Eventually, we are there. I run to the city center, desperately scanning the heads for my parent's faces. When I find them, they blink a few times. Then we both run in a dead sprint for each other, and I fall into my parents arms, with Andy a few steps behind. "Theo," said my bewildered father through tears of joy, "You're alive!" Shouting erupts all throughout the courtyard. While some are fearful, most of the woodsmen are gesturing to the barren land that used to be forest. "Help us fix it!" they ask. The noise overwhelms my sensitive ears, but I know I have to try. When I killed my old tree, my love helped it regrow. It might have just been the work I put in because of the love, but you never know. And I have all the woodsmen here, ready to listen. So I start to walk to the elevated edge of the courtyard. But my sister catches up to me when I am almost there. "Do you know what your name means?" "No", is my reply. No one ever told me it had a meaning. My sister starts to tell me, but she is drowned out by the noise of the courtyard.

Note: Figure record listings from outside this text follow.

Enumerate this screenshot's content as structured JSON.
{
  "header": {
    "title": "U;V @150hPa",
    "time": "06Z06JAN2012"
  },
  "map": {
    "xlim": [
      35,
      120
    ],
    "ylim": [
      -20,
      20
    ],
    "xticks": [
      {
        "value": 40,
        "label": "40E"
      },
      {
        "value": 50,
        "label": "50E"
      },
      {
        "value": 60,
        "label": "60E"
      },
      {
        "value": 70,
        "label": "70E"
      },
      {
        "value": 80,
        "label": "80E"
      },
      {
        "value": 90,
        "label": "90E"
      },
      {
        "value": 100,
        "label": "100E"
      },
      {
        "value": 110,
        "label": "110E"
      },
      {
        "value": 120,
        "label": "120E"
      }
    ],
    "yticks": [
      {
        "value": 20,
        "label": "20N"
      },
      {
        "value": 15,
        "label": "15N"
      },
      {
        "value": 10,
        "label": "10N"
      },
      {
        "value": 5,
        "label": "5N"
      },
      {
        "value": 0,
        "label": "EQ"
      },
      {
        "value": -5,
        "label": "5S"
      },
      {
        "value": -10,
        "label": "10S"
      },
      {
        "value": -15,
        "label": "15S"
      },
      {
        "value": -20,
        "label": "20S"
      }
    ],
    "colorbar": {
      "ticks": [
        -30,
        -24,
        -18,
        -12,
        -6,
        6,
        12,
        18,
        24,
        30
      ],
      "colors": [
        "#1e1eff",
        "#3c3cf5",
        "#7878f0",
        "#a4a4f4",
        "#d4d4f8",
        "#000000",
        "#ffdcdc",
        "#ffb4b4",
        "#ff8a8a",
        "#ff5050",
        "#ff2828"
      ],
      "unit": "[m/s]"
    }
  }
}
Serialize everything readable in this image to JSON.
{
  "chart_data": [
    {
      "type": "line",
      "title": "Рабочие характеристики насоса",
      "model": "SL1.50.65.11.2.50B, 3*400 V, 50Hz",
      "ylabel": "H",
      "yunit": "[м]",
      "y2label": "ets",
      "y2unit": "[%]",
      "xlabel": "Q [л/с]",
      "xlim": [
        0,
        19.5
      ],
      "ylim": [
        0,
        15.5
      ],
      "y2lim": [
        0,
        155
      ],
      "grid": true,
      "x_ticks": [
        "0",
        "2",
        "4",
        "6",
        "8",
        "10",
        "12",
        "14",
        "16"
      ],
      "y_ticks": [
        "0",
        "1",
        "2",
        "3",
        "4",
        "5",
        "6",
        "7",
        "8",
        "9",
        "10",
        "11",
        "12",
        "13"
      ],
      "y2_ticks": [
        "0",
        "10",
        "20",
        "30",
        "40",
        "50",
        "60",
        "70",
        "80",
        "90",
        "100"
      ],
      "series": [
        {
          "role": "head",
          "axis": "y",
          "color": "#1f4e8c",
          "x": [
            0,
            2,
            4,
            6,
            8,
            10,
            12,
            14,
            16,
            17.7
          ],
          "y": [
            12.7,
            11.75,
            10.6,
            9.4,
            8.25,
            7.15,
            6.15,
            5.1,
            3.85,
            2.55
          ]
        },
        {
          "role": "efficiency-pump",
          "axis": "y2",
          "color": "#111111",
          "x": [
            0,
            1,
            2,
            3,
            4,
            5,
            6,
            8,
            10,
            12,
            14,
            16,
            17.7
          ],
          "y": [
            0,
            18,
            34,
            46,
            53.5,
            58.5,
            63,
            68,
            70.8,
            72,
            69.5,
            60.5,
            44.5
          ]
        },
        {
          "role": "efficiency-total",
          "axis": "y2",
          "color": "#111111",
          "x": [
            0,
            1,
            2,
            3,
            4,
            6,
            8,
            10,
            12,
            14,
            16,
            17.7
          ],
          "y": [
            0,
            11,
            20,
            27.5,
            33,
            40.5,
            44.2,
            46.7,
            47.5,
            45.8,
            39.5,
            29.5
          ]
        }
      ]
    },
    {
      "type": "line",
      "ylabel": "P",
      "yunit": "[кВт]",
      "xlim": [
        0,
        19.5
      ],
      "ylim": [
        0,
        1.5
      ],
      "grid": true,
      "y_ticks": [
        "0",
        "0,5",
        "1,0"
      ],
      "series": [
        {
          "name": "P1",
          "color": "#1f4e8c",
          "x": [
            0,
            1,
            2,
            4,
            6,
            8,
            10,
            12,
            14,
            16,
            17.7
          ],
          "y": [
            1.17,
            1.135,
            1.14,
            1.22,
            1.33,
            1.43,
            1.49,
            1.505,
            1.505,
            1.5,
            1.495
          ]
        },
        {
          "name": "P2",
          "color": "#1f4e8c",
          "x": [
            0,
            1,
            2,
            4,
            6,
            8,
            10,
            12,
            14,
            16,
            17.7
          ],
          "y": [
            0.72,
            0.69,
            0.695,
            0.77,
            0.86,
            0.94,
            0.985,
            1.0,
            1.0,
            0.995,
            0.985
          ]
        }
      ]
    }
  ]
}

As much as I strain to listen, I cannot hear. Eventually she waves and disappears into the crowd. 

Facing the collected woodsmen, I tell them to love. My voice is shaky, at first, but as I reminisce about my tree, as I think about all the trees in the world, I grow more confident. "Love is the answer", I say. "The world needs our love". Something shifts, then, and the love seems to radiate out of all us. But it doesn't just seem- it does. The misty looking emotion rises from all of us in a beautiful orange like the first days of fall. I can feel it washing away the sadness and grief that had been covering the forest like a blanket. I know those trees will be able to regrow, if we just keep on loving them. I see other colors joining as others join in. The sky starts to brighten, the water starts to gleam a bit more than it used to; all the other men were joining in. And the love, the pure, unconditional love of the earth, from the woman but also the men, a bit of it entered myself and settled in there. And it melted the last bit of ice away. It revealed the last bit of buried information: What my name meant. I knew it now.